Lots to ponder, then – even for those of us already converts.
But back to my nagging fear: that modern life shackles many of us and doesn’t allow enough time either to feel the mental benefits of “experiencing nature” or (and I guess it’s linked) appreciating the natural world enough to fight for it?
“A really key question,” Jules admits. “All those pressures are very real, and indeed may have increased – especially during periods of economic austerity and political uncertainty.
“The key concept is one of immunisation or dose. Spending just five minutes in nature, stopping to look at the sunset, sitting in the garden, walking with the kids, going to the beach, a bit of mindfulness – all these provide a mental health benefit that can last all day (or more).
“These are thus not irresponsible escapes, when we should be worrying about those other vital responsibilities and duties. They are a way of improving our well-being so that we feel better all the time.”
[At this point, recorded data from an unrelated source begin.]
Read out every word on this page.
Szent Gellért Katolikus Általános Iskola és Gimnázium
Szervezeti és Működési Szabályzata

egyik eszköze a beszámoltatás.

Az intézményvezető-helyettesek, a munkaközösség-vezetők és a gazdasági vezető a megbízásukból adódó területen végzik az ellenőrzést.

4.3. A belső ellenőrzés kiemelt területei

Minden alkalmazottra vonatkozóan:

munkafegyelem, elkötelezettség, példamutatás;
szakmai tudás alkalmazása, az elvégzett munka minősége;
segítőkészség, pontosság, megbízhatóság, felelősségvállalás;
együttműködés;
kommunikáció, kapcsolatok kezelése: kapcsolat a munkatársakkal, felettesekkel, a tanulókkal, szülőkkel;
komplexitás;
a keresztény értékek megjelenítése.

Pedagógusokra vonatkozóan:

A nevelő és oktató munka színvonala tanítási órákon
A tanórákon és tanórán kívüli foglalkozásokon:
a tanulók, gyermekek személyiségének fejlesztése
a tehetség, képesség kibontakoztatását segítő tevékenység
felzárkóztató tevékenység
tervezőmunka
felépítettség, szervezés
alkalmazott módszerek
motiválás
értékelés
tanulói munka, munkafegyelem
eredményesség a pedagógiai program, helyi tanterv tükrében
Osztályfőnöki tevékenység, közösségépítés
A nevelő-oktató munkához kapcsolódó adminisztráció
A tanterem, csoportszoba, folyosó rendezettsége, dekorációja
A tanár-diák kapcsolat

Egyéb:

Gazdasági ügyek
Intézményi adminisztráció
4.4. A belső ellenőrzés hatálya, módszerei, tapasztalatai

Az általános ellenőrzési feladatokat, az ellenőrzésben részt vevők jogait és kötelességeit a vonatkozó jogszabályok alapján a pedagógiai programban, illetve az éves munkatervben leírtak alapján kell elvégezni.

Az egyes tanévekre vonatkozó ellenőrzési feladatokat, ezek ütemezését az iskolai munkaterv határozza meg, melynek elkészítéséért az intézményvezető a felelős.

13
He sends me one of his articles, on “green minds”.
“It centres on the behaviour of immersion or attentiveness. If we can do these – by being in nature, or with other people, or through a craft, then this gets the ‘blue brain’ working more than the ‘red brain’.
“The stresses and anxieties we feel in life come from too much red brain stimulation. A green mind, a healthy mix of the two, is quite clearly one that brings better health all the time.
“The link back to The East Country is that the book is an exposition of these principles – watching nature across the seasons, being immersed in it, but not cut off from the rest of our life (the emails keep coming), is a way of becoming settled into place; becoming happier too. It is, of course, a celebration of Suffolk and Essex, the east country.”
* The East Country is published by Cornell University Press at £17.50
Jules Pretty’s writing in The East Country is evocative stuff. Here’s an extract. (He lives at Nayland, on the Suffolk-Essex borders.)
“A midwinter gale shrieked on land and sea. Trees failed to flee the methodical violence, sprang back, were lashed again. Many went down, blocking ways. In the west and north it was the worst for years. Big seas, no electricity, a menace to more than daily plans.
“It had been a genial winter, until then, of light winds and squally rain. The previous year we had been stranded by a month of snow, sledging at the airfield on the hill. Not this year. The last was the second-warmest on record; East Anglia had the second-driest ever; Scotland the wettest. Yet birds had sensed the passing of the solstice: they were singing for spring.
“In the garden, a forsythia had three flowers; it was thinking of March. The lilac was leafing out; it guessed April. Two roses flowered yesterday, a yellow and a marble white.”